After a week off on our trip through north India, I returned to work refreshed. With the contest going at work, I had followed the T20 World Cup cricket tournament. I only followed until the top 2 favored teams, which of course I had selected, were knocked out. I didn’t really mind not having to try to get the results. We met very few people who could communicate in English and who were also following the tournament. Whether they didn’t understand the question or I didn’t understand their answer, more than once I was given incorrect info about the previous day’s results. 1
As the tournament end approached, I started to worry about what I would get for the prizes. Recalling the prize I received from the lucky draw (which was probably rigged for me to win) at last year’s company party, I decided that the winner might like a gift certificate from Music World or Planet Music. With CDs costing around Rs 500 (~USD 10) sponsorship wouldn’t be too painful.
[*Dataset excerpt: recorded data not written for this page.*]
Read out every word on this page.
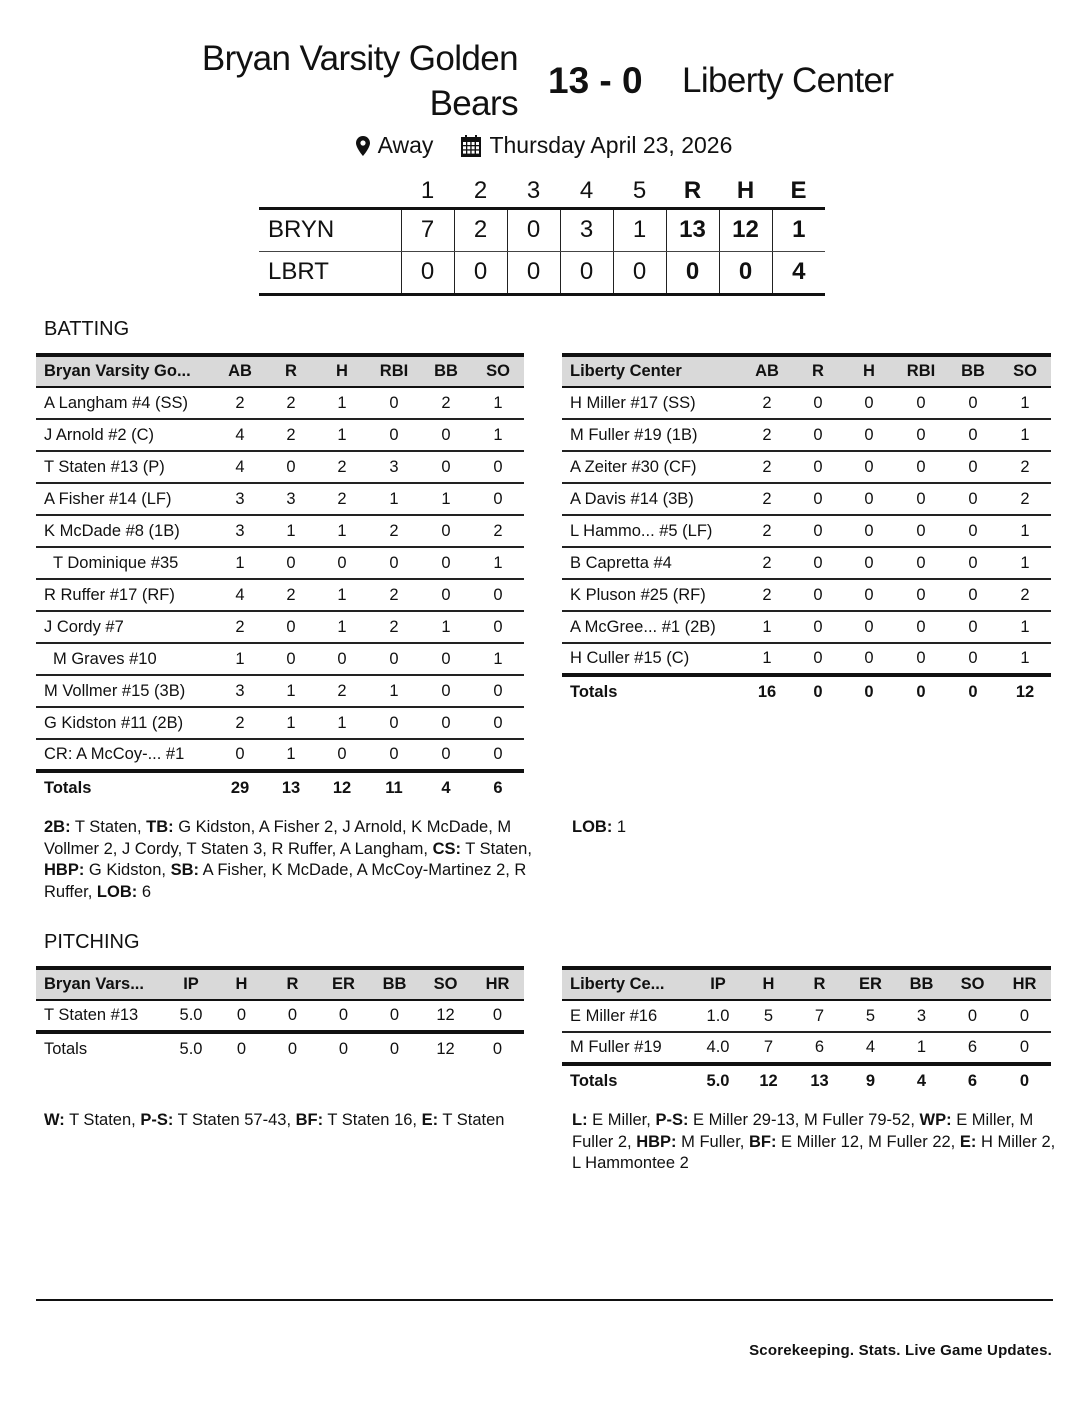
Bryan Varsity Golden Bears
13 - 0 Liberty Center
Away Thursday April 23, 2026
	1	2	3	4	5	R	H	E
BRYN	7	2	0	3	1	13	12	1
LBRT	0	0	0	0	0	0	0	4
BATTING
Bryan Varsity Go...	AB	R	H	RBI	BB	SO
A Langham #4 (SS)	2	2	1	0	2	1
J Arnold #2 (C)	4	2	1	0	0	1
T Staten #13 (P)	4	0	2	3	0	0
A Fisher #14 (LF)	3	3	2	1	1	0
K McDade #8 (1B)	3	1	1	2	0	2
T Dominique #35	1	0	0	0	0	1
R Ruffer #17 (RF)	4	2	1	2	0	0
J Cordy #7	2	0	1	2	1	0
M Graves #10	1	0	0	0	0	1
M Vollmer #15 (3B)	3	1	2	1	0	0
G Kidston #11 (2B)	2	1	1	0	0	0
CR: A McCoy-... #1	0	1	0	0	0	0
Totals	29	13	12	11	4	6
Liberty Center	AB	R	H	RBI	BB	SO
H Miller #17 (SS)	2	0	0	0	0	1
M Fuller #19 (1B)	2	0	0	0	0	1
A Zeiter #30 (CF)	2	0	0	0	0	2
A Davis #14 (3B)	2	0	0	0	0	2
L Hammo... #5 (LF)	2	0	0	0	0	1
B Capretta #4	2	0	0	0	0	1
K Pluson #25 (RF)	2	0	0	0	0	2
A McGree... #1 (2B)	1	0	0	0	0	1
H Culler #15 (C)	1	0	0	0	0	1
Totals	16	0	0	0	0	12
2B: T Staten, TB: G Kidston, A Fisher 2, J Arnold, K McDade, M Vollmer 2, J Cordy, T Staten 3, R Ruffer, A Langham, CS: T Staten, HBP: G Kidston, SB: A Fisher, K McDade, A McCoy-Martinez 2, R Ruffer, LOB: 6
LOB: 1
PITCHING
Bryan Vars...	IP	H	R	ER	BB	SO	HR
T Staten #13	5.0	0	0	0	0	12	0
Totals	5.0	0	0	0	0	12	0
Liberty Ce...	IP	H	R	ER	BB	SO	HR
E Miller #16	1.0	5	7	5	3	0	0
M Fuller #19	4.0	7	6	4	1	6	0
Totals	5.0	12	13	9	4	6	0
W: T Staten, P-S: T Staten 57-43, BF: T Staten 16, E: T Staten	L: E Miller, P-S: E Miller 29-13, M Fuller 79-52, WP: E Miller, M Fuller 2, HBP: M Fuller, BF: E Miller 12, M Fuller 22, E: H Miller 2, L Hammontee 2
Scorekeeping. Stats. Live Game Updates.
Fortunately I found out from Shiyas that the prizes had already been acquired before I went out and got more. He and a few of the other supervisors and engineers had also been tapped as sponsors and had contributed money. While talking to him, it wasn’t clear if my role as sponsor was being supplanted or supplemented, but when I offered to contribute as well, he was very quick to accept.
As with many purchases in India, the amount to be paid was not set. When buying in a shop, you make an offer and hope you are in the right ball park. If you offer too little, you receive either indignation (way too low), a counter offer, or grudging acceptance. If you offer way too much, you get a refund or disingenuous thanks depending on the character of who you are dealing with. If you are just a little high, you get happy and enthusiastic service. I guessed right and was glad I didn’t need to go shopping.
The prizes were going to be handed out at afternoon tea2. Since I had gotten off light on sponsorship so far, I figured I would bring snacks to go with the tea. People often bring snacks for the whole office to celebrate the birth of a child or to brag about getting a promotion or a new car or home. I had seen the same snacks at the local bakeries and figured I could manage this over lunchtime. At first the bakery counter clerk was confused by my questions about his goodies and perhaps by my mere presence in his shop. I began ordering a few of these and a few of those and this and that. He caught on quickly and started having fun suggesting things for me. Mission accomplished.
At the appointed time I went down and assembled with most all of the operators, technicians, engineers, and supervisors, about 35 people in all. As expected, I was asked to say a few words and then present the prizes. I don’t know why, but I absolutely believe that Indians think receiving a prize from a foreigner makes it better. Why else have I been asked to hand out prizes many times now, including once by a radio DJ who was broadcasting live at a home show Angela and I attended?
I thought the prizes I passed out were rather cheesy and slightly tacky. However, everyone really seemed to like them. I see the stuff in the “Ladies, Fanci, Stationery, and Gifts” stores around town. The stores are unrelated mom & pop stores, but they all use similar names, often with the same misspellings. Indians’ love of kitsch is also used as part of the storyline in Outsourced3 so I guess it’s confirmed now.
After passing out the gifts, we had our cakes and snacks. The contest organizers provided some marble cake which was passed out first. It was typical Indian cake: dry, not too sweet, no icing, pretty blah in short. I was pleased to see my selection of goodies gobbled up. I’ll know what to bring for my next birthday. (I had difficulty getting rid of the cake I brought last year.)
So over all, the cricket contest was a success with a good time had by all. One of these days, I may even get to go to a live cricket match.
1. As the tournament was played in London, the results weren’t usually known by the morning newspaper’s deadline and weren’t covered in the paper we read at our hotel breakfast. The previous day’s results weren’t published either since they were old news by then.
2. Tea time is at 10:30 AM and 3:30 PM. The “tea ladies” bring a cup of coffee, tea, or chai—usually containing more milk and sugar than brewed liquid—to each person in the office. It is often the highlight of my day at work.
3. Outsourced is a movie about a guy who comes to India to improve the performance of an order fulfillment call center which was outsourced from the US. We really enjoyed the movie since we could relate to so much of what the guy goes through.